Over the long term, however, there’s plenty that can be done to ease Putin from power and undermine his ability to threaten his neighbors. Much has been written about measures like refusing to buy energy and raw materials from Russia, or cutting the country off from Western technology, especially microelectronics.

But the Putin regime and its military-industrial complex has a crucial weakness that often goes overlooked: the young scientists and engineers who are the future of the country’s technology industry.

Russia is currently experiencing the worst demographic crisis in its history. A shortage of young engineers is the main obstacle to Russia’s technological development — one that is especially acute in the country’s military-industrial complex. If the country were to be deprived of 10 to 20 percent of its most talented young engineers, the consequences over the next decade and more would be catastrophic for the Russian tech sector.

When I started my first space company, Dauria Aerospace, 11 years ago in Moscow, my biggest challenge was staffing. Finding trained, talented young engineers was difficult, and I don’t think the situation has improved in the eight years since I left Russia.

It would be possible to bleed Russia’s technological future by inviting young bachelor’s and master’s engineers and scientists to continue their education in the West. The vast majority of young Russians who leave to study in the West never return to Russia. This has been true since the 16th century, when Czar Boris Godunov sent 18 children of the Russian nobility to Europe to study, only to have them decide to stay.

In recent decades, a massive number of Russian engineering minds have moved to the West, where they have contributed to scientific breakthroughs, won Nobel Prizes and founded billion-dollar companies. All the attempts by the Russian government to lure scientists back, including through large grants, have been futile. In this sense, Russian migration is very different from Chinese migration, which is often circular.

It will be important, however, to attract them overseas while young: Aim at bachelor’s students, graduates of master’s programs, doctoral students. As soon as a young engineer starts working in the Russian military industry, their passport is taken away and they cannot go anywhere.

According to the Russian Ministry of Education, there are currently 4 million students in the country. Of those, engineering and the sciences account for about 800,000, but many of them attend universities of questionable quality. The strongest engineering and science students are clustered in the top 15 to 20 universities, and they number no more than 100,000-150,000 students.

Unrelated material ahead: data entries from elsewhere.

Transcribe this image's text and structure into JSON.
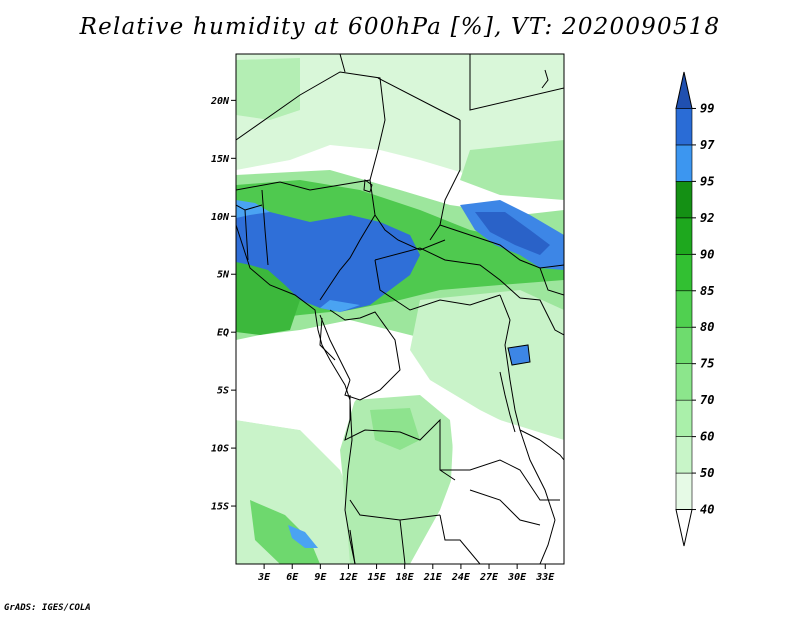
{
  "title": "Relative humidity at 600hPa [%], VT: 2020090518",
  "credit": "GrADS: IGES/COLA",
  "map": {
    "lon_min": 0,
    "lon_max": 35,
    "lat_min": -20,
    "lat_max": 24,
    "lat_ticks": [
      {
        "lat": 20,
        "label": "20N"
      },
      {
        "lat": 15,
        "label": "15N"
      },
      {
        "lat": 10,
        "label": "10N"
      },
      {
        "lat": 5,
        "label": "5N"
      },
      {
        "lat": 0,
        "label": "EQ"
      },
      {
        "lat": -5,
        "label": "5S"
      },
      {
        "lat": -10,
        "label": "10S"
      },
      {
        "lat": -15,
        "label": "15S"
      }
    ],
    "lon_ticks": [
      {
        "lon": 3,
        "label": "3E"
      },
      {
        "lon": 6,
        "label": "6E"
      },
      {
        "lon": 9,
        "label": "9E"
      },
      {
        "lon": 12,
        "label": "12E"
      },
      {
        "lon": 15,
        "label": "15E"
      },
      {
        "lon": 18,
        "label": "18E"
      },
      {
        "lon": 21,
        "label": "21E"
      },
      {
        "lon": 24,
        "label": "24E"
      },
      {
        "lon": 27,
        "label": "27E"
      },
      {
        "lon": 30,
        "label": "30E"
      },
      {
        "lon": 33,
        "label": "33E"
      }
    ]
  },
  "colorbar": {
    "levels": [
      "40",
      "50",
      "60",
      "70",
      "75",
      "80",
      "85",
      "90",
      "92",
      "95",
      "97",
      "99"
    ],
    "colors": [
      "#ffffff",
      "#e6fae6",
      "#c8f5c8",
      "#aaf0aa",
      "#8ce68c",
      "#6edc6e",
      "#50d050",
      "#32c032",
      "#1ea81e",
      "#149014",
      "#3c96f0",
      "#2a6cd6",
      "#2050b0"
    ]
  },
  "palette": {
    "land_white": "#ffffff",
    "green_light": "#d9f7d9",
    "green_mid": "#8ee38e",
    "green_dark": "#3fbf3f",
    "blue_light": "#4aa3f2",
    "blue_mid": "#2f6fd8",
    "border": "#000000"
  }
}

In other words, about 20,000 to 30,000 competent students graduate each year from these universities in the specialties that contribute to the Russian tech sector. Of these, 10 to 20 percent (less than 5,000) are truly excellent students who could become future luminaries. So to catastrophically weaken the future of Putin’s regime, all that is needed is to open up the possibility for a few thousand young people to leave Russia and study in the West. Considering the cost of education, that’s a few hundred million dollars a year — a pittance compared to the possibility of World War III. This is the most decisive step the West can take to undermine Putin’s ability to wage war and destroy the future of his regime.